Como cristianos, todos los días de nuestras vidas invocamos la presencia divina de la Santísima Trinidad. Hoy, cuando la iglesia nos invita a celebrar esta festividad que se convierte en el centro de nuestra profesión de fe, los motivo a reflexionar sobre lo que implica pronunciar con nuestros pensamientos y palabras el nombre de las tres personas divinas todos los días de nuestra existencia.
A veces decimos cosas por costumbre, otras tantas por comodidad, y algunas cuantas por respeto u obligación; sin embargo, cuando pronunciamos las palabras de la Trinidad para protegernos y encomendarnos a Dios Padre, Hijo y Espíritu Santo, lo hacemos con una noble intención, la de entregar a Él nuestro trabajo, nuestras acciones y nuestro día en general.
Seguramente todos los días al levantarnos, salir de nuestra casa, cuando vamos pasando por una iglesia o cerca de una imagen de la virgen, e incluso, cuando nos encontramos con nuestros padres, nos santiguamos, nos protegemos, custodiamos y ofrecemos ese momento a la Trinidad por medio de la señal de la cruz en nuestros cuerpos y de la recitación del nombre de las tres Divinas Personas.
Pero, ¿qué implica santiguarnos y pronunciar el santísimo nombre del Padre, del Hijo y del Espíritu Santo? No podemos caer en el peligro de la rutina y de la adaptación involuntaria de nuestros actos, y más, cuando se trata de algo sagrado como el nombre Divino de Dios. Cada vez que nos santiguamos, no solo estamos pronunciando un simple sonido, sino que nos estamos comprometiendo como hijos que Dios a tratar de vivir coherentemente con el evangelio de Cristo.
Así, cada uno de los nombres de la Trinidad: el Padre, el Hijo y el Espíritu Santo deben implicar una acción diaria en nuestra vida. No es solamente santiguarnos, sino esforzarnos por vivir las virtudes perfectas de Dios manifestadas en la Trinidad Santa.

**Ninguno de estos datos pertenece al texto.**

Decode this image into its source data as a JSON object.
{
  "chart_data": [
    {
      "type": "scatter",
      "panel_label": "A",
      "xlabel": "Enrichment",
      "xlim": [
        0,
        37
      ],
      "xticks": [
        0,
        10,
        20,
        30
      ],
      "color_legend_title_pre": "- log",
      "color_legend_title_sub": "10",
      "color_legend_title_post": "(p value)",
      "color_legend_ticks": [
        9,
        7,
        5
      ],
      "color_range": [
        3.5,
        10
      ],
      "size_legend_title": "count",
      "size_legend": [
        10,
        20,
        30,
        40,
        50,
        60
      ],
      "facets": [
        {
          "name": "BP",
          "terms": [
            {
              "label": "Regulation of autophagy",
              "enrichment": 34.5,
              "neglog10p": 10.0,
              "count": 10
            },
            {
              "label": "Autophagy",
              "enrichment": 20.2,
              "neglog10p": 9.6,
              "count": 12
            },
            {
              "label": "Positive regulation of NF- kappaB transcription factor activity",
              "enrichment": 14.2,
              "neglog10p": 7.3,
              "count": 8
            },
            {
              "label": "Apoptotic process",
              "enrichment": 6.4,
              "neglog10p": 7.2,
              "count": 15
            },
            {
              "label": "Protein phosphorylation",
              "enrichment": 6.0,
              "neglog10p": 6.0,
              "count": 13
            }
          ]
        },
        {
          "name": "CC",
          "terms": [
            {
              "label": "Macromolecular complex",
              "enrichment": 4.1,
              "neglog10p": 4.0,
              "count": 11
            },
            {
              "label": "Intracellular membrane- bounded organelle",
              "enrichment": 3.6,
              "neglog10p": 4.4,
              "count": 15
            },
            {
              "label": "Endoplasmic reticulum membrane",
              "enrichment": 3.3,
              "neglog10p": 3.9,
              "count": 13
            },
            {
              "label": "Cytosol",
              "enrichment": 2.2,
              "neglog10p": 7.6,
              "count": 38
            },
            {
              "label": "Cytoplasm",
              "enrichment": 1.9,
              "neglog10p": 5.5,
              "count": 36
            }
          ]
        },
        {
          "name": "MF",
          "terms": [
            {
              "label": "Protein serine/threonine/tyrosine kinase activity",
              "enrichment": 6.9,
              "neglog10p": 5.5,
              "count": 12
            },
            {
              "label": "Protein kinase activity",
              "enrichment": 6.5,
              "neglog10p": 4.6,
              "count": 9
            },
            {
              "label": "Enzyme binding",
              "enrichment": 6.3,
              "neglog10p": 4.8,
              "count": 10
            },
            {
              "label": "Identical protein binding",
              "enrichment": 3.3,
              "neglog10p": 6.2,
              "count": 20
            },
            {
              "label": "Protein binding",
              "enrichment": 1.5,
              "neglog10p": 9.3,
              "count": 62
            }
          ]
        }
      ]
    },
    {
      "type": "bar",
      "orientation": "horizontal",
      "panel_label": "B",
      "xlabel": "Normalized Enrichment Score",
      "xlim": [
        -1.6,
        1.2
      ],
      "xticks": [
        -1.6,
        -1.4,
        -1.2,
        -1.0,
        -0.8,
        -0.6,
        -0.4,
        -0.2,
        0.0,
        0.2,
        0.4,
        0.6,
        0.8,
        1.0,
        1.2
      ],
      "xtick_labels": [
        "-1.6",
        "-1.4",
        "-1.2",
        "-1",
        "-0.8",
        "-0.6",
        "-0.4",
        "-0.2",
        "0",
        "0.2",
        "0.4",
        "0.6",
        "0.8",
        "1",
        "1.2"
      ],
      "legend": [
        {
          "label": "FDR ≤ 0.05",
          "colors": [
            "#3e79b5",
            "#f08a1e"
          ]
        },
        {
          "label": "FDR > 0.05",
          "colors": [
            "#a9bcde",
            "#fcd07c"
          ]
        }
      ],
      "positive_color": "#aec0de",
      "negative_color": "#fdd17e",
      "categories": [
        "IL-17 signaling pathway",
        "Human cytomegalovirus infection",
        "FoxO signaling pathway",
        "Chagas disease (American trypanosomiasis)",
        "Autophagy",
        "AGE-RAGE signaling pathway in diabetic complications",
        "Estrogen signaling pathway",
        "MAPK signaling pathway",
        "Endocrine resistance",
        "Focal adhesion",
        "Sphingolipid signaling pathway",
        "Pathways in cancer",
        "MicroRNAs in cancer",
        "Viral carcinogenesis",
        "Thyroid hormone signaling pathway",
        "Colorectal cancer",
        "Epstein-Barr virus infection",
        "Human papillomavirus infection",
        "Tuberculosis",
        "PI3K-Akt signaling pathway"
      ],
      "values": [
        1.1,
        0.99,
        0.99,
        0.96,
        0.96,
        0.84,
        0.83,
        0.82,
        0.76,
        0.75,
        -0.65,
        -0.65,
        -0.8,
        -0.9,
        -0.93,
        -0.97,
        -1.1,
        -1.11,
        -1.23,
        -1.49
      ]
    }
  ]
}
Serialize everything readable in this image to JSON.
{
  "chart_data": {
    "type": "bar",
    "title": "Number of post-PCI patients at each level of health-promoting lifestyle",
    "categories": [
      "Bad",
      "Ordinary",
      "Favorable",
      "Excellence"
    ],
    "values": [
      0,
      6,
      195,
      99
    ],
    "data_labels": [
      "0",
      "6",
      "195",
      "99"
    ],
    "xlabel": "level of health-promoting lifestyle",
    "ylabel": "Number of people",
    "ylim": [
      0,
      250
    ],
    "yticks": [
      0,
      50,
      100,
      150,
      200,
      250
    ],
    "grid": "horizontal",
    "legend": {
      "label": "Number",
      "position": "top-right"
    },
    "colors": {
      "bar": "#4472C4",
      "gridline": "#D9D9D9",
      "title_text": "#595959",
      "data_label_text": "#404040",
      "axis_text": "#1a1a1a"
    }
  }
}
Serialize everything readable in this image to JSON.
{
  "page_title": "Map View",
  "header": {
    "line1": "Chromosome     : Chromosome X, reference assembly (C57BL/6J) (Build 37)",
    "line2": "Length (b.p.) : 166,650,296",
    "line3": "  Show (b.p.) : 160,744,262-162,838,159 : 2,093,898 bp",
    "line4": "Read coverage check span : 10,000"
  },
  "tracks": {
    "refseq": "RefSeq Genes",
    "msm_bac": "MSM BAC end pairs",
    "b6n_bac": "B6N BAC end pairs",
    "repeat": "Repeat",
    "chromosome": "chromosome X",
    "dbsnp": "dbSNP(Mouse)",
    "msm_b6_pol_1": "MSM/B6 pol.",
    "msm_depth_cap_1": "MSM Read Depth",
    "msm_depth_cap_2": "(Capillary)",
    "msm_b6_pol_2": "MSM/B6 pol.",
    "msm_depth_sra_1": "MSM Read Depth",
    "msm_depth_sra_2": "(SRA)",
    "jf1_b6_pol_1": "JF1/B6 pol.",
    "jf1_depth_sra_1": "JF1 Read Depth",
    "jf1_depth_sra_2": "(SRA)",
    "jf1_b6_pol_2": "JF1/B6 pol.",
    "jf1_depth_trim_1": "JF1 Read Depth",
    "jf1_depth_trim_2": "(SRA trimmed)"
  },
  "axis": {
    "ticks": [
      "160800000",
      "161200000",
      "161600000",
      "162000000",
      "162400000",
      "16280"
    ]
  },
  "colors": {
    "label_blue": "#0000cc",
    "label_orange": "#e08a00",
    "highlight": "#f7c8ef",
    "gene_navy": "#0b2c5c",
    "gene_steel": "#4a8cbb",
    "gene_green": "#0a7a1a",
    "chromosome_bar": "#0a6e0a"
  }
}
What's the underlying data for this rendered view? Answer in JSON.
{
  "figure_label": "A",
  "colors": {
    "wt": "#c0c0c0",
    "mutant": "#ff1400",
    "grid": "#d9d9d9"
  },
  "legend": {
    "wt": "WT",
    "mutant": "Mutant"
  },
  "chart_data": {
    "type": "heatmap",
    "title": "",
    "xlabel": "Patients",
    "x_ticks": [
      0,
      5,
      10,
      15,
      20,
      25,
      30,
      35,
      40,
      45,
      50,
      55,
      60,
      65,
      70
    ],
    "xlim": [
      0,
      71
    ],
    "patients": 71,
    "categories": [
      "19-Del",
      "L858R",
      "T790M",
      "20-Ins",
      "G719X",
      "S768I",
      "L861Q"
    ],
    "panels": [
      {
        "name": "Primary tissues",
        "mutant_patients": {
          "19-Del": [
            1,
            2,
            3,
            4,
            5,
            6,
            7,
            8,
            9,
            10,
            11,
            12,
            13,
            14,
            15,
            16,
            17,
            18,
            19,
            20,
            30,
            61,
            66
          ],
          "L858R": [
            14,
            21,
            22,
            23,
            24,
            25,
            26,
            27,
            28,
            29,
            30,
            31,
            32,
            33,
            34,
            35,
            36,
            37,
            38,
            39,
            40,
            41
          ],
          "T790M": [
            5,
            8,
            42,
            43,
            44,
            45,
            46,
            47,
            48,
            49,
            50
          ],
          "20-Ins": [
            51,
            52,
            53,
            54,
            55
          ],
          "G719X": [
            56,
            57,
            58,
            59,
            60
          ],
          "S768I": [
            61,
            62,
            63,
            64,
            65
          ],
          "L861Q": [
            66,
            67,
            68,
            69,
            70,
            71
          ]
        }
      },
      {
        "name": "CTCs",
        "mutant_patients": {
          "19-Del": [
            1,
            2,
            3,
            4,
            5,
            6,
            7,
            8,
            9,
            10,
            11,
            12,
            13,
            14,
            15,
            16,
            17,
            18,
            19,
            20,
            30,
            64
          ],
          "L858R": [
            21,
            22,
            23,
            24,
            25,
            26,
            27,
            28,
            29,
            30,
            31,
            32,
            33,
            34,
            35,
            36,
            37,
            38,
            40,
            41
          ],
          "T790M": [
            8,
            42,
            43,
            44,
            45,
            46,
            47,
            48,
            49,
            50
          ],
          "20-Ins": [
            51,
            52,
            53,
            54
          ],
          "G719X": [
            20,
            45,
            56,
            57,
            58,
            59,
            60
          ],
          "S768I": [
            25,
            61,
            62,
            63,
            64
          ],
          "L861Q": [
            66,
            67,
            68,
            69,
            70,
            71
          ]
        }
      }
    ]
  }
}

Cuando nos santiguamos en el nombre del Padre, nos estamos comprometiendo, al igual que Él, a vivir en el amor y en la caridad hacia los demás. El Padre creó al mundo por amor, y por esta misma motivación nos redimió a través de su Hijo. Al final de nuestros días seremos juzgados por el amor, por el amor que hayamos dado y ofrecido desinteresadamente a los hermanos que la vida nos ha regalado como complemento. Por eso, después de invocar al Padre, debemos unir nuestros esfuerzos para que lo único que salga de nuestro corazón para los demás sea amor; el amor de Dios que hemos recibido, lo debemos dar a todos con quienes nos encontremos durante el día.
Cuando nos santiguamos en el nombre del Hijo, estamos diciendo al mundo que nos comprometemos a sacrificarnos por causa del evangelio y de Jesús durante el día y las horas del mismo. Estamos reconociendo que queremos negarnos a nosotros mismos, negar nuestras pasiones, voluntades desordenadas y apetitos maldadosos que a veces tenemos en nuestro corazón. Jesús se sacrificó en la cruz para nuestra salvación. ¿Por qué no sacrificar nuestras pasiones y pecados para mostrar dignamente la presencia de Dios en nuestras vidas todos los días?
Finalmente, cuando nos santiguamos en el nombre del Espiritu Santo, nos estamos comprometiendo a ser consuelo en medio de las penas del mundo y alegría en medio de las tristezas oscuras que muchos hombres viven a causa de la esclavitud del pecado. Así como el Espíritu Santo consuela nuestras almas para continuar nuestro camino hacia el cielo, de la misma manera, estamos comprometidos a ser testimonios vivos de la alegría del evangelio, consuelo de los afligidos y luz en las tinieblas del mundo.
Que, en este día, la Santísima Trinidad nos de la gracia de ser conscientes de aquello que pedimos y por lo que nos estamos comprometiendo cada vez que la invocamos. Dar amor sin medida a cuantos los necesiten, sacrificarnos en nombre de Jesús para resistir al pecado, y consolar a través del servicio y la caridad a cuantos en el mundo exigen un signo visible de la existencia de Dios.
Que María Santísima interceda por nosotros para ser ejemplos vivos de la vivencia de la buena noticia de Jesús de Nazareth en nuestros días.
Gloria al Padre, al Hijo y al Espíritu Santo. Como era en el principio, ahora y siempre, por los siglos de los siglos. Amén.